Casey Kaplan Gallery
525 West 21st Street, 212-645-7335
Chelsea
February 16 - March 24, 2007
Reception: Thursday, February 15, 6 - 8 PM
Web Site


Simon Starling continues to develop an interest in the fundamental building blocks of art practice, the stuff of making, and attempts to link particular materials to their geographical, political and cultural roots. Selected for their connections and contradictions, the exhibited projects all resurrect outmoded or obsolete forms of technology and link the micro world of the electron microscope, of chemistry and physics, to the wider world of objects and images, a world in which processes of creation and destruction, and energy and entropy appear inevitably linked. This constellation of works is typical of recent developments in Starling’s practice as they shift between process, performance, sculpture and photography.

Commissioned by Cove Park, Scotland, Autoxylopyrocycloboros has its roots both in the pioneering development of steamboat technology in the Clyde Estuary and in the brooding presence of the Trident nuclear submarines based at neighboring Coulport and Faslane. Realized in October 2006, Autoxylopyrocycloboros began with a circular, entropic voyage on the waters of Loch Long. The boat that made the voyage, a 20ft long, clinker-built wooden craft named Dignity, built around 1900 as a steam launch on Lake Windemere, was salvaged from the bottom of Loch Lomond by its previous owner and restored to working order. Newly fitted with a single cylinder, marine steam engine, Dignity served as both vessel and fuel for Autoxylopyrocycloboros as, piece-by-piece and plank-by-plank, the boat was fed to its own boiler. Like the age-old alchemical symbol for eternal renewal, the Ouroboros (the tail devouring snake), the boat, in an attempt to keep moving, consumed itself and ultimately returned to the deep, submarine infested waters of the Loch Long. The resulting work documents this event in 38 medium format transparencies exhibited on a resolutely mechanical projector.

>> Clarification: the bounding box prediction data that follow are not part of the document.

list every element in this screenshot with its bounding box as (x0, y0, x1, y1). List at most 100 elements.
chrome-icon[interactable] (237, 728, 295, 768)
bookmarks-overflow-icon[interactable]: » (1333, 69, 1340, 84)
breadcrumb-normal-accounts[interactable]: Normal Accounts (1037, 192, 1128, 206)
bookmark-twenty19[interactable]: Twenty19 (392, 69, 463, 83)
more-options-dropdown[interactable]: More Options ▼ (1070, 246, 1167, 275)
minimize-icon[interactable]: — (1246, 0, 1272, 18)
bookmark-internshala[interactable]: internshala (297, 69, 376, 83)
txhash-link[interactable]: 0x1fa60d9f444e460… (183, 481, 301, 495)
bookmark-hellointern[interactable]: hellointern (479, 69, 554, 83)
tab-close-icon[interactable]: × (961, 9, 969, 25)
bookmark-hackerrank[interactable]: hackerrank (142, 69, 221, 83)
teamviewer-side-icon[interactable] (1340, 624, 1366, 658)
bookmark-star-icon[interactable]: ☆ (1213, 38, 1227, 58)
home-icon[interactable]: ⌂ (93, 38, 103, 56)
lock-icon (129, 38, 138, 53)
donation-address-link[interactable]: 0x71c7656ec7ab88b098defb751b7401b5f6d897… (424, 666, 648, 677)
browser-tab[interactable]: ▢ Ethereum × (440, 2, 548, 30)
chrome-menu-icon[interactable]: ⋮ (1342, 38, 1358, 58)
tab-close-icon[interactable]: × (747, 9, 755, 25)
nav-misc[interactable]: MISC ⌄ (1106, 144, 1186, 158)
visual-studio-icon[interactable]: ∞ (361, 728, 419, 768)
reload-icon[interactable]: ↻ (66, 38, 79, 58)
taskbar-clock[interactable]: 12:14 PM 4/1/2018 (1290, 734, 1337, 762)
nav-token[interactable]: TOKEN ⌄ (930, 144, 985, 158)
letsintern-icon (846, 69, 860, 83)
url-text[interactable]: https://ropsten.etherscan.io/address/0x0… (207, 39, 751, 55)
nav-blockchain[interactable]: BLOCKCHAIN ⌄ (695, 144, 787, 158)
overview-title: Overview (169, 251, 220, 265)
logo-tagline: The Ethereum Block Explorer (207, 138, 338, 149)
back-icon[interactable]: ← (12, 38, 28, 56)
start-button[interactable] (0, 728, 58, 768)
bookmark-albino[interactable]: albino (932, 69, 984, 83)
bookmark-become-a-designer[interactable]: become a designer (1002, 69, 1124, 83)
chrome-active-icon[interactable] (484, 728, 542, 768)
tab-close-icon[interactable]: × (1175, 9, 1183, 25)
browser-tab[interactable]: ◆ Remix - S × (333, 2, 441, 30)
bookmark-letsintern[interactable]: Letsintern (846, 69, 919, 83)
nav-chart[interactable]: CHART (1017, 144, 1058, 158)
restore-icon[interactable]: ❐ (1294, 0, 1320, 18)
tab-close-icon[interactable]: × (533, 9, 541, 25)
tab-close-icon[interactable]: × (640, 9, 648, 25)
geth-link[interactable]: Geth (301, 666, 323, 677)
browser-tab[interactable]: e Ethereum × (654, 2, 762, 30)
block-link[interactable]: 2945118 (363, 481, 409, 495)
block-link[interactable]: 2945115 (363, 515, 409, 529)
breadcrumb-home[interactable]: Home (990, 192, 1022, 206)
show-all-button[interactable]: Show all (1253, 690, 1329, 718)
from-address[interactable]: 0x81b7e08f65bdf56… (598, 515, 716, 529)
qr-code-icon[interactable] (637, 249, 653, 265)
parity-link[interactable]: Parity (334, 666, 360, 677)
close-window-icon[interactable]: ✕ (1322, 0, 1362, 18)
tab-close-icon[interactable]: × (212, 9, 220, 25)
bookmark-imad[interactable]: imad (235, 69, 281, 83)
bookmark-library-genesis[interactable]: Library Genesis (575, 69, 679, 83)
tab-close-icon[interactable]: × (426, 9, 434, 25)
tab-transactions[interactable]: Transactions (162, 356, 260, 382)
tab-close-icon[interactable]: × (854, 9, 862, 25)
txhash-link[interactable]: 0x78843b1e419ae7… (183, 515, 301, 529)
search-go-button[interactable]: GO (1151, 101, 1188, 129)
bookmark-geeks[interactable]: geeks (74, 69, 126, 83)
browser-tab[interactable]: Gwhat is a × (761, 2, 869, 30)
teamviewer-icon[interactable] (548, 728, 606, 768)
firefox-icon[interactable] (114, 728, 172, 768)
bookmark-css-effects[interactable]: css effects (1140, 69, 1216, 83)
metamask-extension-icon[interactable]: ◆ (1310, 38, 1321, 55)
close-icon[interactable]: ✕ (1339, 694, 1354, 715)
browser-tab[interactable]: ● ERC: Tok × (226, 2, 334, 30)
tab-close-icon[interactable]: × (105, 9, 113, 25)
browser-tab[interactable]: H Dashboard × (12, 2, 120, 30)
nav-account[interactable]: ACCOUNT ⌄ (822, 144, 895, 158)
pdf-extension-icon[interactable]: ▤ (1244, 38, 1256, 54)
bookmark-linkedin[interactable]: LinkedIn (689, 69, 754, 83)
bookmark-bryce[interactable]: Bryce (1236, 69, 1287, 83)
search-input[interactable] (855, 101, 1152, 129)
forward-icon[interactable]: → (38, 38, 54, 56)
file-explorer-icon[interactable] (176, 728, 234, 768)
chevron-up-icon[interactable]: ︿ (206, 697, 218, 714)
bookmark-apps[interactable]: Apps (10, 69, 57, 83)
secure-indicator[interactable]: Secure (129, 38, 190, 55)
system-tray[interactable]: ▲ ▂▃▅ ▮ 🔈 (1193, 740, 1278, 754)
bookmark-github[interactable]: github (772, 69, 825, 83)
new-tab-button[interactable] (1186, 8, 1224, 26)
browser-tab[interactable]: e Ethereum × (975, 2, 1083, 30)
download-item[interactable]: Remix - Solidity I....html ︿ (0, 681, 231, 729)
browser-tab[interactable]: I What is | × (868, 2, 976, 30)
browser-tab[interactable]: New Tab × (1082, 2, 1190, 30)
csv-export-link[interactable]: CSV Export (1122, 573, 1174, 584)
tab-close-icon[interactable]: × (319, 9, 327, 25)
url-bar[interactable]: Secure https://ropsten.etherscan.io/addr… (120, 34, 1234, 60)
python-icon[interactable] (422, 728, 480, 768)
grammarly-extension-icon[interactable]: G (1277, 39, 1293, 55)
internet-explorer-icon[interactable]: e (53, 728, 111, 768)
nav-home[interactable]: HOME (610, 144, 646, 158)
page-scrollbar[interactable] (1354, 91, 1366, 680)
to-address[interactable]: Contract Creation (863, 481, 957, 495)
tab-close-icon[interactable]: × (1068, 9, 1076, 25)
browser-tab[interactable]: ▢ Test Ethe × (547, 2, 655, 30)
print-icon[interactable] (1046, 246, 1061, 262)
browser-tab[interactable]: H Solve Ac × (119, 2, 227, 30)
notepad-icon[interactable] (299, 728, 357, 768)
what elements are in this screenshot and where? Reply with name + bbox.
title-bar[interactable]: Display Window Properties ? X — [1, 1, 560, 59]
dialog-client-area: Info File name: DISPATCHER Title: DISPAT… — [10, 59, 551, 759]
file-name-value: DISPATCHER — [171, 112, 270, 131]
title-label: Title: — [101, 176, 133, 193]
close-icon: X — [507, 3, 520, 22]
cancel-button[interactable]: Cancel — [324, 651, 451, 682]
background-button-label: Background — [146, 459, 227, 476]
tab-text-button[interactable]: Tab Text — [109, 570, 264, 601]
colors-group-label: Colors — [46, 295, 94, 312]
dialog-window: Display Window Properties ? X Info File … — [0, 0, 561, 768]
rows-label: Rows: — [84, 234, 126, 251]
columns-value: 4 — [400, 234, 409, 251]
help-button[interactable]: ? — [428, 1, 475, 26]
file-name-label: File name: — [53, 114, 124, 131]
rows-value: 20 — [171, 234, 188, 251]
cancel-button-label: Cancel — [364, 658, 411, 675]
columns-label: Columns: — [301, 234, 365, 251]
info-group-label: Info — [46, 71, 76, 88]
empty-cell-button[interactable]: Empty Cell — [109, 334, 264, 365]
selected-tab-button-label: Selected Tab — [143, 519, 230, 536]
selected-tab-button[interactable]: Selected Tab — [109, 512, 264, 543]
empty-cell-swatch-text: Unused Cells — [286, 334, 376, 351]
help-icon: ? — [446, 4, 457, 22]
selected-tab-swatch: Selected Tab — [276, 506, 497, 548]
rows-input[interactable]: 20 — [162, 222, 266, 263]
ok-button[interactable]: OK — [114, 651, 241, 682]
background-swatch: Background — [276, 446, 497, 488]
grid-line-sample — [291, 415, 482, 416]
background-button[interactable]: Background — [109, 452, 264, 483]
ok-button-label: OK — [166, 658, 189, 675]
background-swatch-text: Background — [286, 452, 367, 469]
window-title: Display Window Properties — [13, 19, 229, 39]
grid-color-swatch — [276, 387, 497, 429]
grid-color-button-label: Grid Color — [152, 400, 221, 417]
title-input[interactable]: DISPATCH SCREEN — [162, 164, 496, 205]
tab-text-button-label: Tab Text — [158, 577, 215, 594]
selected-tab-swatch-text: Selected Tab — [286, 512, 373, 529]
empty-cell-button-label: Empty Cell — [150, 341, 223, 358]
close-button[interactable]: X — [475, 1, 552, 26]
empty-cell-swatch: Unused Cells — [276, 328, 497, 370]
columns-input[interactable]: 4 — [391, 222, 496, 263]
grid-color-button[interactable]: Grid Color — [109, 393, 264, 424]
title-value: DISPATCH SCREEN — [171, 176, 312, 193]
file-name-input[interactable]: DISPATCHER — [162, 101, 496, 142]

In Gold Toned Okapi, Starling utilizes existing source material to create a new series of photographic prints. Starling looked to Herbert Lang, a scientist and an accomplished field photographer who’s perhaps best known for producing the first photographic images of the Okapi, an ancient relative of the Giraffe, while on a biological survey of North Eastern Congo for the American Museum of Natural History. The images of the creature were made in the Ituri region of the Congo, which is now infamous for its conflict over the regions’ gold deposits, which are mined in unregulated artesian mines, and illegally traded to American and European gold refiners. Lang’s photographs of the Okapi were produced using glass-plate negatives and printed using the then standard technique of POP (print out paper) printing. This method of printing requires a gold toning process to fix the image. In Gold Toned Okapi, Starling worked with a single image originally produced by Lang in 1913. The gold toner used to fix Starling’s images was produced using part of a 1oz bar of gold manufactured by the Swiss gold refiner, Metalor, who was recently found to be exporting large quantities of gold from Uganda – gold that has subsequently been traced back to traders in the Democratic Republic of Congo. Starling’s gold tainted photographs conflate different geographical points and moments in history, offering a subtle comment on recent international trade.

Paralleling Gold Toned Okapi, Starling has transformed a traditional strip canoe (akin to those built in North America since the 1880’s that were in turn derived from the Native American birch bark canoe) by using African hardwoods in its construction. The resulting stripped markings on its exterior allude to the camouflaged skin of the Okapi. In this way, the work becomes a hybrid object: part African, part American, part working-canoe, part sculpture, part pantomime costume. While clearly referencing Lang’s Congo expedition, the canoe proposes a modern day journey out of New York, back up the Hudson River and beyond.